We learn that King Victor Emmanuel was consulted by the
Emperor Napoleon before the offer of the armistice. This simple fact throws considerable light upon the context of the Peace, and disposes of the assumption that the Emperor acted independently of Italy.
A telegram from Milan, July 14, informs us that "the Emperor has entered the town amid the acclamations of the populace. The King of Sardinia will accompany the Emperor as far as Susa. The Emperor Napoleon is returning to France." A telegram from Vienna, dated Thursday, says—" The Emperor left Verona for Vienna at three this morning. Count Rechberg arrived here at eleven a.m. Peace must be considered concluded, as neither ammu- nition nor reinforcements are now sent to Italy." Paris, Thursday. I write you a short letter to tell you what is said here today ; every- one asks who will be satisfied with the peace ? It is plain that Sardinia is not, for M. Cavour has resigned ; that Lombardy is not, for there is great agitation at Milan ; that Venetia is not, for troubles have broken out there ; that Tuscany is not, for Florence is disturbed. Is, then, France satisfied ? It is asked on all sides, what have we got to show for the 30,000 men and 500 millions of francs ? A little additional glory, of which we had enough, and voila tout ; for the next, we have made one ingrate, and a thousand enemies.

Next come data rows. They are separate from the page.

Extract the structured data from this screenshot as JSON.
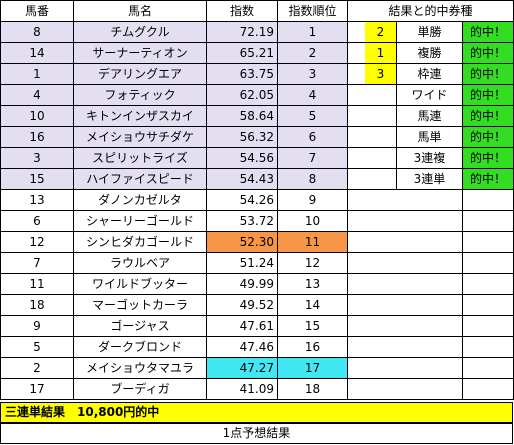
{
  "headers": {
    "no": "馬番",
    "name": "馬名",
    "index": "指数",
    "rank": "指数順位",
    "result": "結果と的中券種"
  },
  "horses": [
    {
      "no": "8",
      "name": "チムグクル",
      "index": "72.19",
      "rank": "1",
      "hl": true
    },
    {
      "no": "14",
      "name": "サーナーティオン",
      "index": "65.21",
      "rank": "2",
      "hl": true
    },
    {
      "no": "1",
      "name": "デアリングエア",
      "index": "63.75",
      "rank": "3",
      "hl": true
    },
    {
      "no": "4",
      "name": "フォティック",
      "index": "62.05",
      "rank": "4",
      "hl": true
    },
    {
      "no": "10",
      "name": "キトンインザスカイ",
      "index": "58.64",
      "rank": "5",
      "hl": true
    },
    {
      "no": "16",
      "name": "メイショウサチダケ",
      "index": "56.32",
      "rank": "6",
      "hl": true
    },
    {
      "no": "3",
      "name": "スピリットライズ",
      "index": "54.56",
      "rank": "7",
      "hl": true
    },
    {
      "no": "15",
      "name": "ハイファイスピード",
      "index": "54.43",
      "rank": "8",
      "hl": true
    },
    {
      "no": "13",
      "name": "ダノンカゼルタ",
      "index": "54.26",
      "rank": "9"
    },
    {
      "no": "6",
      "name": "シャーリーゴールド",
      "index": "53.72",
      "rank": "10"
    },
    {
      "no": "12",
      "name": "シンヒダカゴールド",
      "index": "52.30",
      "rank": "11",
      "mark": "orange"
    },
    {
      "no": "7",
      "name": "ラウルベア",
      "index": "51.24",
      "rank": "12"
    },
    {
      "no": "11",
      "name": "ワイルドブッター",
      "index": "49.99",
      "rank": "13"
    },
    {
      "no": "18",
      "name": "マーゴットカーラ",
      "index": "49.52",
      "rank": "14"
    },
    {
      "no": "9",
      "name": "ゴージャス",
      "index": "47.61",
      "rank": "15"
    },
    {
      "no": "5",
      "name": "ダークブロンド",
      "index": "47.46",
      "rank": "16"
    },
    {
      "no": "2",
      "name": "メイショウタマユラ",
      "index": "47.27",
      "rank": "17",
      "mark": "cyan"
    },
    {
      "no": "17",
      "name": "ブーディガ",
      "index": "41.09",
      "rank": "18"
    }
  ],
  "results": [
    {
      "place": "2",
      "type": "単勝",
      "hit": "的中！"
    },
    {
      "place": "1",
      "type": "複勝",
      "hit": "的中！"
    },
    {
      "place": "3",
      "type": "枠連",
      "hit": "的中！"
    },
    {
      "place": "",
      "type": "ワイド",
      "hit": "的中！"
    },
    {
      "place": "",
      "type": "馬連",
      "hit": "的中！"
    },
    {
      "place": "",
      "type": "馬単",
      "hit": "的中！"
    },
    {
      "place": "",
      "type": "3連複",
      "hit": "的中！"
    },
    {
      "place": "",
      "type": "3連単",
      "hit": "的中！"
    }
  ],
  "summary": {
    "trifecta": "三連単結果　10,800円的中",
    "footer": "1点予想結果"
  },
  "colors": {
    "highlight": "#e4dff0",
    "orange": "#f79646",
    "cyan": "#41e8f4",
    "yellow": "#ffff00",
    "green": "#33dd22"
  }
}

The Parisian populace, such as the Faubourg St. Antoine, are indignant that the programme is not fulfilled to the letter. The middle classes, who cared little for the grand words, Italian independence, and the cause of civilization, and much more for their vulgar interests, hail the peace with joy, and so they would any peace. But long-headed men see the beginning of innumerable troubles and complications, and consider the situation worse than when France was in hot fight with Austria. Now that Ca- your is gone, they say, who will keep down the revolutionary party ? What Italians want the Pope at their head ? Will the Milanese nobles consent to pay their court at Turin ? How will Kossuth be appeased ? Will Garibaldi quietly disband his volunteers ? These and many other disquieting questions, which seek in vain for answer, sent the Funds down a franc ; and it is thought that the fall will not stop there.